15:55 h.
El vestuario central del nivel B era un enorme laberinto de habitaciones. Sí bien siempre había una multitud de actores, a partir de las tres y media estaba a rebosar. Duques y caballeros errantes de Camelot que acababan la jornada se codeaban con vendedores ambulantes con sombreros de paja y trajes a rayas, que iban a Paseo y a los espectáculos de la tarde. Cortesanos con peluca y cortesanas con miriñaques conversaban con exploradores interestelares vestidos con trajes espaciales presurizados. Modistas, sombrereros, sastres, consultores de vestuario y de dicción recorrían las habitaciones ocupados en repasar todos los detalles. Era una ruidosa y desconcertante mezcla de lo viejo y lo nuevo, del pasado y el futuro.
El enorme aseo de hombres estaba entre un almacén de vestuario y la sección de maquillaje. Dentro había un hombre delante de uno de los lavabos. Se frotaba las manos con mucho cuidado y se tomó el tiempo necesario para quitarse algo que tenía pegado debajo de las uñas. Cuando acabó, se secó con una toalla de papel al tiempo que se miraba en el espejo. Unos ojos almendrados de expresión taciturna le devolvieron la mirada.

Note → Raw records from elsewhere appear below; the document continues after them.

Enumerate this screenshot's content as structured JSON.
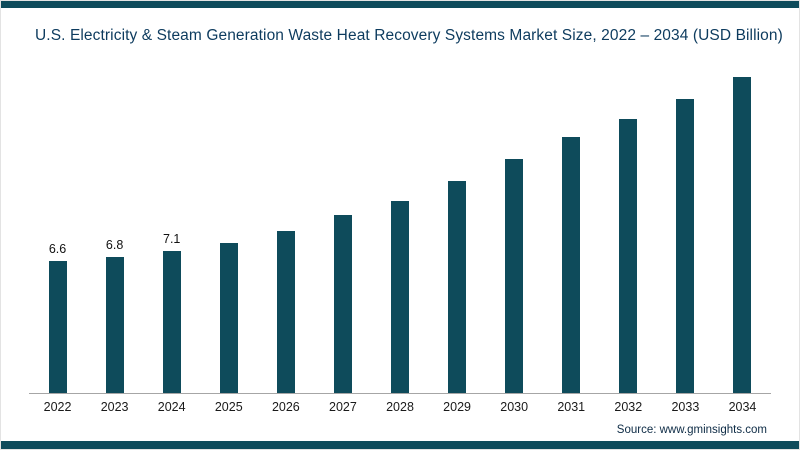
{
  "chart_data": {
    "type": "bar",
    "title": "U.S. Electricity & Steam Generation Waste Heat Recovery Systems Market Size, 2022 – 2034 (USD Billion)",
    "categories": [
      "2022",
      "2023",
      "2024",
      "2025",
      "2026",
      "2027",
      "2028",
      "2029",
      "2030",
      "2031",
      "2032",
      "2033",
      "2034"
    ],
    "values": [
      6.6,
      6.8,
      7.1,
      7.5,
      8.1,
      8.9,
      9.6,
      10.6,
      11.7,
      12.8,
      13.7,
      14.7,
      15.8
    ],
    "value_labels": [
      "6.6",
      "6.8",
      "7.1",
      "",
      "",
      "",
      "",
      "",
      "",
      "",
      "",
      "",
      ""
    ],
    "xlabel": "",
    "ylabel": "",
    "ylim": [
      0,
      16.5
    ],
    "grid": false,
    "legend": "none",
    "bar_color": "#0e4b5b",
    "axis_line_color": "#a6a6a6"
  },
  "frame": {
    "accent_color": "#0e4b5b"
  },
  "source": {
    "label": "Source: www.gminsights.com"
  }
}
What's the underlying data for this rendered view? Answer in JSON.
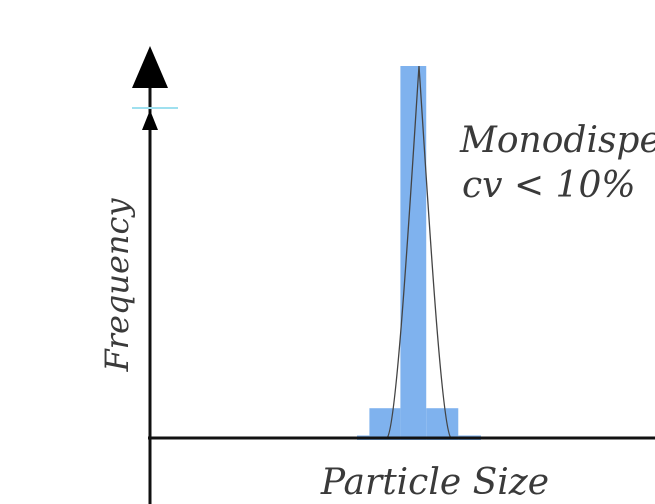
{
  "chart_data": {
    "type": "bar",
    "xlabel": "Particle Size",
    "ylabel": "Frequency",
    "annotation": {
      "line1": "Monodisper",
      "line2": "cv < 10%"
    },
    "bars": [
      {
        "x0": 0.0,
        "x1": 0.6,
        "height": 0.012
      },
      {
        "x0": 0.6,
        "x1": 2.1,
        "height": 0.085
      },
      {
        "x0": 2.1,
        "x1": 3.35,
        "height": 1.0
      },
      {
        "x0": 3.35,
        "x1": 4.9,
        "height": 0.085
      },
      {
        "x0": 4.9,
        "x1": 6.0,
        "height": 0.012
      }
    ],
    "curve_peak_x": 3.0,
    "xlim": [
      0,
      6
    ],
    "ylim": [
      0,
      1
    ],
    "colors": {
      "bar_fill": "#7fb2ee",
      "axis": "#111111",
      "curve": "#444444",
      "tick_accent": "#9fe0ef"
    }
  }
}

Se abrió la puerta y entró un grupo de titiriteros vestidos con trajes de brillantes colores, que hablaban y reían ruidosamente. El hombre arrojó la toalla a un cubo, salió del lavabo y caminó por el pasillo donde estaba el almacén de recambios de Camelot, con sus estanterías llenas de espadas, lanzas, cotas de malla, escudos, yelmos y corazas que brillaban bajo las luces fluorescentes, hasta el vestuario de los hombres. Se acercó a su taquilla, marcó la combinación y abrió la puerta de metal gris. Ya había dejado el bastón —después de limpiarlo y pulirlo— en una estantería donde había otros cincuenta idénticos del almacén de Luz de Gas, mientras que la capa y el sombrero los había colgado en los ganchos de la cinta transportadora de la lavandería que rodeaba todas las paredes del vestuario central. En la taquilla había un brillante traje de piloto espacial junto a un mono azul oscuro.

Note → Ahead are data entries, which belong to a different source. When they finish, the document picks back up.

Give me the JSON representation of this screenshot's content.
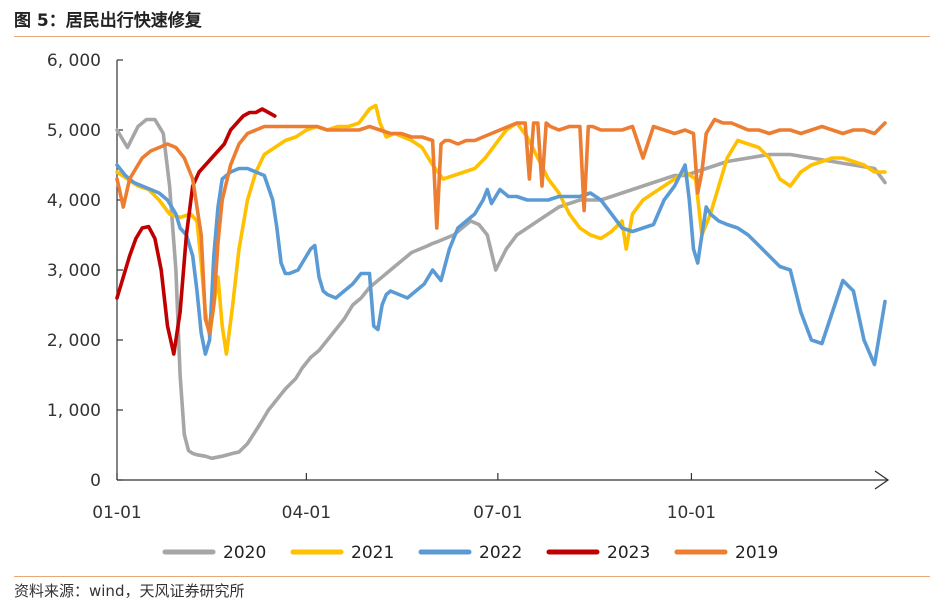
{
  "header": {
    "title": "图 5：居民出行快速修复"
  },
  "footer": {
    "source": "资料来源：wind，天风证券研究所"
  },
  "chart_data": {
    "type": "line",
    "ylim": [
      0,
      6000
    ],
    "yticks": [
      0,
      1000,
      2000,
      3000,
      4000,
      5000,
      6000
    ],
    "ytick_labels": [
      "0",
      "1, 000",
      "2, 000",
      "3, 000",
      "4, 000",
      "5, 000",
      "6, 000"
    ],
    "xlim": [
      0,
      365
    ],
    "xticks": [
      0,
      90,
      181,
      273
    ],
    "xtick_labels": [
      "01-01",
      "04-01",
      "07-01",
      "10-01"
    ],
    "legend_position": "bottom",
    "series": [
      {
        "name": "2020",
        "color": "#a6a6a6",
        "x": [
          0,
          5,
          10,
          14,
          18,
          22,
          25,
          28,
          30,
          32,
          34,
          36,
          38,
          42,
          45,
          50,
          55,
          58,
          62,
          68,
          72,
          76,
          80,
          85,
          88,
          92,
          96,
          100,
          104,
          108,
          112,
          116,
          120,
          124,
          128,
          132,
          136,
          140,
          144,
          148,
          150,
          152,
          156,
          160,
          164,
          168,
          172,
          176,
          180,
          185,
          190,
          195,
          200,
          205,
          210,
          215,
          220,
          225,
          230,
          235,
          240,
          245,
          250,
          255,
          260,
          265,
          270,
          275,
          280,
          285,
          290,
          300,
          310,
          320,
          330,
          340,
          350,
          360,
          365
        ],
        "y": [
          5000,
          4750,
          5050,
          5150,
          5150,
          4950,
          4200,
          3000,
          1500,
          650,
          420,
          380,
          360,
          340,
          310,
          340,
          380,
          400,
          520,
          800,
          1000,
          1150,
          1300,
          1450,
          1600,
          1750,
          1850,
          2000,
          2150,
          2300,
          2500,
          2600,
          2750,
          2850,
          2950,
          3050,
          3150,
          3250,
          3300,
          3350,
          3380,
          3400,
          3450,
          3500,
          3600,
          3700,
          3650,
          3500,
          3000,
          3300,
          3500,
          3600,
          3700,
          3800,
          3900,
          3950,
          4000,
          4000,
          4000,
          4050,
          4100,
          4150,
          4200,
          4250,
          4300,
          4350,
          4350,
          4400,
          4450,
          4500,
          4550,
          4600,
          4650,
          4650,
          4600,
          4550,
          4500,
          4450,
          4250
        ]
      },
      {
        "name": "2021",
        "color": "#ffc000",
        "x": [
          0,
          5,
          10,
          15,
          20,
          25,
          30,
          35,
          38,
          40,
          42,
          44,
          46,
          48,
          50,
          52,
          55,
          58,
          62,
          66,
          70,
          75,
          80,
          85,
          90,
          95,
          100,
          105,
          110,
          115,
          120,
          123,
          125,
          128,
          132,
          136,
          140,
          145,
          150,
          155,
          160,
          165,
          170,
          175,
          180,
          185,
          190,
          195,
          200,
          205,
          210,
          215,
          220,
          225,
          230,
          235,
          240,
          242,
          245,
          250,
          255,
          260,
          265,
          270,
          275,
          278,
          282,
          286,
          290,
          295,
          300,
          305,
          310,
          315,
          320,
          325,
          330,
          335,
          340,
          345,
          350,
          355,
          360,
          365
        ],
        "y": [
          4400,
          4300,
          4200,
          4150,
          4000,
          3800,
          3750,
          3800,
          3700,
          3100,
          2400,
          2050,
          2500,
          2900,
          2200,
          1800,
          2500,
          3300,
          4000,
          4400,
          4650,
          4750,
          4850,
          4900,
          5000,
          5050,
          5000,
          5050,
          5050,
          5100,
          5300,
          5350,
          5100,
          4900,
          4950,
          4900,
          4850,
          4750,
          4500,
          4300,
          4350,
          4400,
          4450,
          4600,
          4800,
          5000,
          5100,
          4900,
          4600,
          4300,
          4100,
          3800,
          3600,
          3500,
          3450,
          3550,
          3700,
          3300,
          3800,
          4000,
          4100,
          4200,
          4300,
          4400,
          4300,
          3500,
          3800,
          4200,
          4600,
          4850,
          4800,
          4750,
          4600,
          4300,
          4200,
          4400,
          4500,
          4550,
          4600,
          4600,
          4550,
          4500,
          4400,
          4400
        ]
      },
      {
        "name": "2022",
        "color": "#5b9bd5",
        "x": [
          0,
          4,
          8,
          12,
          16,
          20,
          24,
          28,
          30,
          33,
          36,
          38,
          40,
          42,
          44,
          46,
          48,
          50,
          54,
          58,
          62,
          66,
          70,
          74,
          76,
          78,
          80,
          82,
          86,
          90,
          92,
          94,
          96,
          98,
          100,
          104,
          108,
          112,
          116,
          120,
          122,
          124,
          126,
          128,
          130,
          134,
          138,
          142,
          146,
          150,
          154,
          158,
          162,
          166,
          170,
          174,
          176,
          178,
          180,
          182,
          184,
          186,
          190,
          195,
          200,
          205,
          210,
          215,
          220,
          225,
          230,
          235,
          240,
          245,
          250,
          255,
          260,
          265,
          270,
          272,
          274,
          276,
          278,
          280,
          282,
          286,
          290,
          295,
          300,
          305,
          310,
          315,
          320,
          325,
          330,
          335,
          340,
          345,
          350,
          355,
          360,
          365
        ],
        "y": [
          4500,
          4350,
          4250,
          4200,
          4150,
          4100,
          4000,
          3800,
          3600,
          3500,
          3200,
          2700,
          2100,
          1800,
          2000,
          3200,
          3900,
          4300,
          4400,
          4450,
          4450,
          4400,
          4350,
          4000,
          3600,
          3100,
          2950,
          2950,
          3000,
          3200,
          3300,
          3350,
          2900,
          2700,
          2650,
          2600,
          2700,
          2800,
          2950,
          2950,
          2200,
          2150,
          2500,
          2650,
          2700,
          2650,
          2600,
          2700,
          2800,
          3000,
          2850,
          3300,
          3600,
          3700,
          3800,
          4000,
          4150,
          3950,
          4050,
          4150,
          4100,
          4050,
          4050,
          4000,
          4000,
          4000,
          4050,
          4050,
          4050,
          4100,
          4000,
          3800,
          3600,
          3550,
          3600,
          3650,
          4000,
          4200,
          4500,
          4000,
          3300,
          3100,
          3500,
          3900,
          3800,
          3700,
          3650,
          3600,
          3500,
          3350,
          3200,
          3050,
          3000,
          2400,
          2000,
          1950,
          2400,
          2850,
          2700,
          2000,
          1650,
          2550
        ]
      },
      {
        "name": "2023",
        "color": "#c00000",
        "x": [
          0,
          3,
          6,
          9,
          12,
          15,
          18,
          21,
          24,
          27,
          30,
          33,
          36,
          39,
          42,
          45,
          48,
          51,
          54,
          57,
          60,
          63,
          66,
          69,
          72,
          75
        ],
        "y": [
          2600,
          2900,
          3200,
          3450,
          3600,
          3620,
          3450,
          3000,
          2200,
          1800,
          2400,
          3500,
          4200,
          4400,
          4500,
          4600,
          4700,
          4800,
          5000,
          5100,
          5200,
          5250,
          5250,
          5300,
          5250,
          5200
        ]
      },
      {
        "name": "2019",
        "color": "#ed7d31",
        "x": [
          0,
          3,
          6,
          9,
          12,
          16,
          20,
          24,
          28,
          32,
          36,
          40,
          42,
          44,
          46,
          48,
          50,
          54,
          58,
          62,
          66,
          70,
          74,
          78,
          82,
          86,
          90,
          95,
          100,
          105,
          110,
          115,
          120,
          125,
          130,
          135,
          140,
          145,
          150,
          152,
          154,
          156,
          158,
          162,
          166,
          170,
          174,
          178,
          182,
          186,
          190,
          194,
          196,
          198,
          200,
          202,
          204,
          206,
          210,
          215,
          220,
          222,
          224,
          226,
          230,
          235,
          240,
          245,
          250,
          255,
          260,
          265,
          270,
          274,
          276,
          278,
          280,
          284,
          288,
          292,
          296,
          300,
          305,
          310,
          315,
          320,
          325,
          330,
          335,
          340,
          345,
          350,
          355,
          360,
          365
        ],
        "y": [
          4300,
          3900,
          4300,
          4450,
          4600,
          4700,
          4750,
          4800,
          4750,
          4600,
          4300,
          3500,
          2300,
          2100,
          2500,
          3400,
          4000,
          4500,
          4800,
          4950,
          5000,
          5050,
          5050,
          5050,
          5050,
          5050,
          5050,
          5050,
          5000,
          5000,
          5000,
          5000,
          5050,
          5000,
          4950,
          4950,
          4900,
          4900,
          4850,
          3600,
          4800,
          4850,
          4850,
          4800,
          4850,
          4850,
          4900,
          4950,
          5000,
          5050,
          5100,
          5100,
          4300,
          5100,
          5100,
          4200,
          5100,
          5050,
          5000,
          5050,
          5050,
          3850,
          5050,
          5050,
          5000,
          5000,
          5000,
          5050,
          4600,
          5050,
          5000,
          4950,
          5000,
          4950,
          4100,
          4400,
          4950,
          5150,
          5100,
          5100,
          5050,
          5000,
          5000,
          4950,
          5000,
          5000,
          4950,
          5000,
          5050,
          5000,
          4950,
          5000,
          5000,
          4950,
          5100
        ]
      }
    ]
  }
}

Se oyó un muy leve pitido. El hombre miró en derredor para asegurarse de que nadie lo miraba y sacó la radio del bolsillo. Se apoyó con toda naturalidad en la taquilla vecina y, oculto por la puerta abierta, marcó el código del descodificador.
—Béisbol —dijo.
—Béisbol, aquí Factor Primario —respondió la voz de John Doe—. ¿Algún curioso?
—Negativo.
—¿Tu trabajo en Luz de Gas?
—Todo a punto.
—Perfecto. Escucha con atención, hay un cambio de planes. En cuanto acabes tu tarea en Calisto, tendrás que hacer una parada más en el camino al nivel C. ¿Recuerdas a nuestro esquivo amigo, Andrew Warne?
—Afirmativo.
—Resulta ser que ha venido acompañado al parque. Su hija está en el centro médico. Al parecer, se recupera de un desagradable incidente en Aguas Oscuras. Se llama Georgia.
—Comprendido.
—Tienes que llevarla al punto de reagrupamiento. Quizá nos resulte útil.
—Comprendido.
—Seguimos sin tener noticias de Cascanueces. Tengo el transmisor de respaldo, así que por esa parte todo está controlado. Pero me preocupa ver cómo el tal Warne se nos escapa cada vez. Puede que lo encuentres con su hija. Eso simplificaría las cosas. En cualquier caso, tendrás compañía.
El hombre miró en la taquilla donde había una bolsa de piloto.
—No es problema.
—Ya lo sabía. El tiempo es esencial. Tengo que acudir a una cita, y tú también tienes unas cuantas. ¿Preparado para encender la vela?
—Me estoy vistiendo para hacerlo.
—En ese caso, enciende la mecha. —Hubo una pausa—. Siempre he querido decirlo.
La risa de John Doe se apagó cuando el hombre desconectó la radio y se la guardó en el bolsillo. Miró de nuevo en derredor, cogió el traje de piloto y comenzó a ponérselo.